Aku yang memang sejak kecil tidak pernah hidup susah
sekarang harus berkeringat pergi kesana kemari melamar pekerjaan. Ditemani
terpaan sengatan matahari dan semburan debu jalanan. Aku tidak seharusnya
diperlakukan seperti ini. Di jalanan itu aku melihat seorang pengamen jalanan.

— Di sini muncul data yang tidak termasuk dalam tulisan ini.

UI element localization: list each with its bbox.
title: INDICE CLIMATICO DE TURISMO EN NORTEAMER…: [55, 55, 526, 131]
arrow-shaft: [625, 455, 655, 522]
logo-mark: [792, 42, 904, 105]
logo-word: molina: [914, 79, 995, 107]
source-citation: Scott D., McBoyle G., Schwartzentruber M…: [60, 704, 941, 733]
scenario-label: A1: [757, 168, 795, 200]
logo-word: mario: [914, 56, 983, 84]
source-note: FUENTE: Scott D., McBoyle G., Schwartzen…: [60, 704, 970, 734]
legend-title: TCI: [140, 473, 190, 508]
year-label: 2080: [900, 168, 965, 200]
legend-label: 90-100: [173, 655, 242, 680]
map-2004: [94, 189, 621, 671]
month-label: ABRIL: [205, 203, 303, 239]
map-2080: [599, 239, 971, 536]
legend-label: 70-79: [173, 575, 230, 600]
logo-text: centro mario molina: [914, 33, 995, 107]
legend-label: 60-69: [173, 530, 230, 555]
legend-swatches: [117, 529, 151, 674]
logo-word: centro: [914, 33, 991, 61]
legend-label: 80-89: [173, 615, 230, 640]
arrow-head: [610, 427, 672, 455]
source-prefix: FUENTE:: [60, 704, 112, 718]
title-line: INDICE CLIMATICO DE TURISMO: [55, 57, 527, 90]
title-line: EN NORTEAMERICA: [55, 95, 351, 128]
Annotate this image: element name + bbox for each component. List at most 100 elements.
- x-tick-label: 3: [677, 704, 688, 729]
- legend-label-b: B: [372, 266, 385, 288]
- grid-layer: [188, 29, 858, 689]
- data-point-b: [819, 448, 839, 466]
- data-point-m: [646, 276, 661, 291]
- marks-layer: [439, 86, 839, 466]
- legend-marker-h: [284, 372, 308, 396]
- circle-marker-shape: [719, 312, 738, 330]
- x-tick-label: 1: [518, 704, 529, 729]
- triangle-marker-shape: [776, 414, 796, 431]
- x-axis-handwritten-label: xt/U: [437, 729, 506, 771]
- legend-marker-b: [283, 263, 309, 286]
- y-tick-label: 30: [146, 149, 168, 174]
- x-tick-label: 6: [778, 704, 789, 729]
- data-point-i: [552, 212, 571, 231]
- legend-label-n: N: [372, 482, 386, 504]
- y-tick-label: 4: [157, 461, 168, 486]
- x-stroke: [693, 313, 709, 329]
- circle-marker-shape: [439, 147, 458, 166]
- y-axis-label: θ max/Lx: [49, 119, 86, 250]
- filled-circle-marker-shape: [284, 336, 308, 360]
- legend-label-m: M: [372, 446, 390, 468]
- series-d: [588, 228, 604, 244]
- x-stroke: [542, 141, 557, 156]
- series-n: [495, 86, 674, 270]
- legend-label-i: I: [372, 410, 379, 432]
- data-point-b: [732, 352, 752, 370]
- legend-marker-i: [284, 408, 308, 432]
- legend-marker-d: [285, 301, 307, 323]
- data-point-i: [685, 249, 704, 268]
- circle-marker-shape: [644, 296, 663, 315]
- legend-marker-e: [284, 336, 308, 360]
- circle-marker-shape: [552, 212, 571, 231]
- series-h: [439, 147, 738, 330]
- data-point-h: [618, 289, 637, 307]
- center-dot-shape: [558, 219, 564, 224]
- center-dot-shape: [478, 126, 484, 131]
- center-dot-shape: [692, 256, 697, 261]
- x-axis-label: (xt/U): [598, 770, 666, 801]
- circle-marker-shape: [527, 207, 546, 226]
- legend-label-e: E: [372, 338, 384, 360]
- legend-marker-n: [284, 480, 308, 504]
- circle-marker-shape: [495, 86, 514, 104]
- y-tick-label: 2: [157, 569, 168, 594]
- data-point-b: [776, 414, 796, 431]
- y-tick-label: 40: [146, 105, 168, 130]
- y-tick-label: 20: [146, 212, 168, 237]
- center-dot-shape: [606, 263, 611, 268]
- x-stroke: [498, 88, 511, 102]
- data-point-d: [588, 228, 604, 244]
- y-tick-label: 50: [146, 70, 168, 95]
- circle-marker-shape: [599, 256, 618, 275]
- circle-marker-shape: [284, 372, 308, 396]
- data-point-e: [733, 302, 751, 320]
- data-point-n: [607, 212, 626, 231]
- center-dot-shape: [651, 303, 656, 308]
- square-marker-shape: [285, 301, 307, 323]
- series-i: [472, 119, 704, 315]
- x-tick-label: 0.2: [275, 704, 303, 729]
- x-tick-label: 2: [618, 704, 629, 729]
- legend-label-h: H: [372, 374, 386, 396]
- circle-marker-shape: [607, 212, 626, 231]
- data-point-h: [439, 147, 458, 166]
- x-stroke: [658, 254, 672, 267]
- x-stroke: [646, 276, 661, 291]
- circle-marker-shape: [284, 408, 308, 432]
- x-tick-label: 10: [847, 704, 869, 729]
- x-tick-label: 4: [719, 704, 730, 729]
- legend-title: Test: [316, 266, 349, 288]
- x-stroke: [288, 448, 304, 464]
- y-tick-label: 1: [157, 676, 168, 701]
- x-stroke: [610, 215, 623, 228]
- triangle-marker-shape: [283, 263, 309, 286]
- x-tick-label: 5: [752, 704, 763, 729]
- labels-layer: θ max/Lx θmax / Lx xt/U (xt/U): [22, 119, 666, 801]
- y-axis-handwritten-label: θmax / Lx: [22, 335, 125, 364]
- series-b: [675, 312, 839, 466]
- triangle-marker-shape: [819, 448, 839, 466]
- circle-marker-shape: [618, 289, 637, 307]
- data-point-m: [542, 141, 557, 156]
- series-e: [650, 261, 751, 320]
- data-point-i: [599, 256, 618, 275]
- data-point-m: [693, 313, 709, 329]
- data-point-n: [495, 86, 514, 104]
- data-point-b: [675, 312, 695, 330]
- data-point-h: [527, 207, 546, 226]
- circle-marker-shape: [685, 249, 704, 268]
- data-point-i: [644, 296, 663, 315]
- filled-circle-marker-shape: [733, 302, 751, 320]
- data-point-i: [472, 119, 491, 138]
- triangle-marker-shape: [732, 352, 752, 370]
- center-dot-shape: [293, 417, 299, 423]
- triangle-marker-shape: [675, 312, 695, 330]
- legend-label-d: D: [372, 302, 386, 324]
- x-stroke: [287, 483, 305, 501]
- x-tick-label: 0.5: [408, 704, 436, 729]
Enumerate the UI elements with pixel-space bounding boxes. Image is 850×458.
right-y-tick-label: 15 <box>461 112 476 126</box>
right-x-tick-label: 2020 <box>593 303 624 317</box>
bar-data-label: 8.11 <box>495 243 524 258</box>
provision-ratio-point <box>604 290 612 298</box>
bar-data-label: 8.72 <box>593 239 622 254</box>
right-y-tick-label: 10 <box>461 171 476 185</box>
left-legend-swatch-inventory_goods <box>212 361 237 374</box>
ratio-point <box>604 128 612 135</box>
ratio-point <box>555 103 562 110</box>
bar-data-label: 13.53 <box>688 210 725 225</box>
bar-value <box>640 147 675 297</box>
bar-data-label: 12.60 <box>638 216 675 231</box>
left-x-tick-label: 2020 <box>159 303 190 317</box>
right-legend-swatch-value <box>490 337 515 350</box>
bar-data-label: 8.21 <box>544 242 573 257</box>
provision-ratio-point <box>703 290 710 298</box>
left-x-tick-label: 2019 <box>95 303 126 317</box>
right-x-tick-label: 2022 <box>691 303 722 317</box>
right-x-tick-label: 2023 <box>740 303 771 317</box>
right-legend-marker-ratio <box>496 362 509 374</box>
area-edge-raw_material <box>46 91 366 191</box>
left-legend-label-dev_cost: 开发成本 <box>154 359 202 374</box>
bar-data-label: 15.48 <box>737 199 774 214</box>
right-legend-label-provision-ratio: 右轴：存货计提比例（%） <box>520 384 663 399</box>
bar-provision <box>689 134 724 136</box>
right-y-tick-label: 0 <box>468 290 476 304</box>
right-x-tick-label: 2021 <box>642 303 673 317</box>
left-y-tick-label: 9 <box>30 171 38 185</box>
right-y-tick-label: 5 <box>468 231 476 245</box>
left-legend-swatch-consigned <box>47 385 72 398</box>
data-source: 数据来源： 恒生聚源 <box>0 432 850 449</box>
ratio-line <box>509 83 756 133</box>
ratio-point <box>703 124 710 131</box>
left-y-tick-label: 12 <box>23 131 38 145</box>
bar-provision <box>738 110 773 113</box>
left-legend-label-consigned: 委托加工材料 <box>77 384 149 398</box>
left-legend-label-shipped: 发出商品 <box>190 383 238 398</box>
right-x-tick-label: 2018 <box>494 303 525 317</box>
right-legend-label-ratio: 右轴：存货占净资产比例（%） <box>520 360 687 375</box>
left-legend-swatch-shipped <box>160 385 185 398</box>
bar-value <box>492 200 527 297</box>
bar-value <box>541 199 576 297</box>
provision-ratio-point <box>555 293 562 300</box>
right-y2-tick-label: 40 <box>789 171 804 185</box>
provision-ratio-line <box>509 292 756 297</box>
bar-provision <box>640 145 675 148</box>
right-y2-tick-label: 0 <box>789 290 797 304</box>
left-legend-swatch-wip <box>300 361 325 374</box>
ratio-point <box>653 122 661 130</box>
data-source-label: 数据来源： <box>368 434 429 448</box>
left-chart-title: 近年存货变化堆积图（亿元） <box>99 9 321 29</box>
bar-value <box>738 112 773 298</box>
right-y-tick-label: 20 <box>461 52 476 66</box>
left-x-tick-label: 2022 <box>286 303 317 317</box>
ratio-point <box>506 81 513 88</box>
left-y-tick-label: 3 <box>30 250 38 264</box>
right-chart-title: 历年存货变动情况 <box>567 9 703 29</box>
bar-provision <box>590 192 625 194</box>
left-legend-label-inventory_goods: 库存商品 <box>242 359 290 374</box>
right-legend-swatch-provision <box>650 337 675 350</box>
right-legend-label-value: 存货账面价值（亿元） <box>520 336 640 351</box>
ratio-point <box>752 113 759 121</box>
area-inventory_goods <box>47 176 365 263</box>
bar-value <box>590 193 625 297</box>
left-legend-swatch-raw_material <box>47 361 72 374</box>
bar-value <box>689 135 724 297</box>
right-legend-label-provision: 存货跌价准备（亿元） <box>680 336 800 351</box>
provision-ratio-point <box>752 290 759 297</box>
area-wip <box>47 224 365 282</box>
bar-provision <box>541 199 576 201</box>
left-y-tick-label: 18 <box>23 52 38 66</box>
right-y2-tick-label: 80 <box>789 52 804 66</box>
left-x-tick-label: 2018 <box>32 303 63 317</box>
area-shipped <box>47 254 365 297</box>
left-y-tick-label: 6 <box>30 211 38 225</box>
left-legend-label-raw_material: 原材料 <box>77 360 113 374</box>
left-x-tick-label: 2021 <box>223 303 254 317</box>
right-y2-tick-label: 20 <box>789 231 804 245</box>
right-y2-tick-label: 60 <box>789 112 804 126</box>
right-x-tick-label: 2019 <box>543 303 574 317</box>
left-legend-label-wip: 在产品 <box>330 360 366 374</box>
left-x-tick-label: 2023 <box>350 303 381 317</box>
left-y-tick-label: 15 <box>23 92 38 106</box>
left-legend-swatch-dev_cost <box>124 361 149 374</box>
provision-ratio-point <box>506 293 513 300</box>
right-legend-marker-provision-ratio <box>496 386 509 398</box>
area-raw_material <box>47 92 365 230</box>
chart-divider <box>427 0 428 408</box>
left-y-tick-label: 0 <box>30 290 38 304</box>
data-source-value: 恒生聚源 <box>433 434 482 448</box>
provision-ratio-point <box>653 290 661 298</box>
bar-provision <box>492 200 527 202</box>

Kakek kakek pengemis cacat dan pemuda penjual koran. Berhenti di POM bensin
aku melihat petugas pom, lalu seorang cleaning service yang baru saja berjalan
keluar Toilet. Apa-apaan ini! Aku berbeda dengan mereka, sangat berbeda. Aku
seorang sarjana! Dan orangtuaku telah membayar mahal demi ijazah di tanganku
ini. Aku tidak bisa menyia-nyiakan jerih
kedua almarhum orangtuaku yang telah menurunkan warisan berupa biaya kuliah
hingga aku lulus.
Aku berhenti di sebuah taman kota. Disana aku keluarkan pak
rokok yang aku simpan di dalam tas. Aku ambil sebatang dan... kenapa aku tidak
menemukan korek api yang seharusnya aku simpan satu tempat dengan pak rokok.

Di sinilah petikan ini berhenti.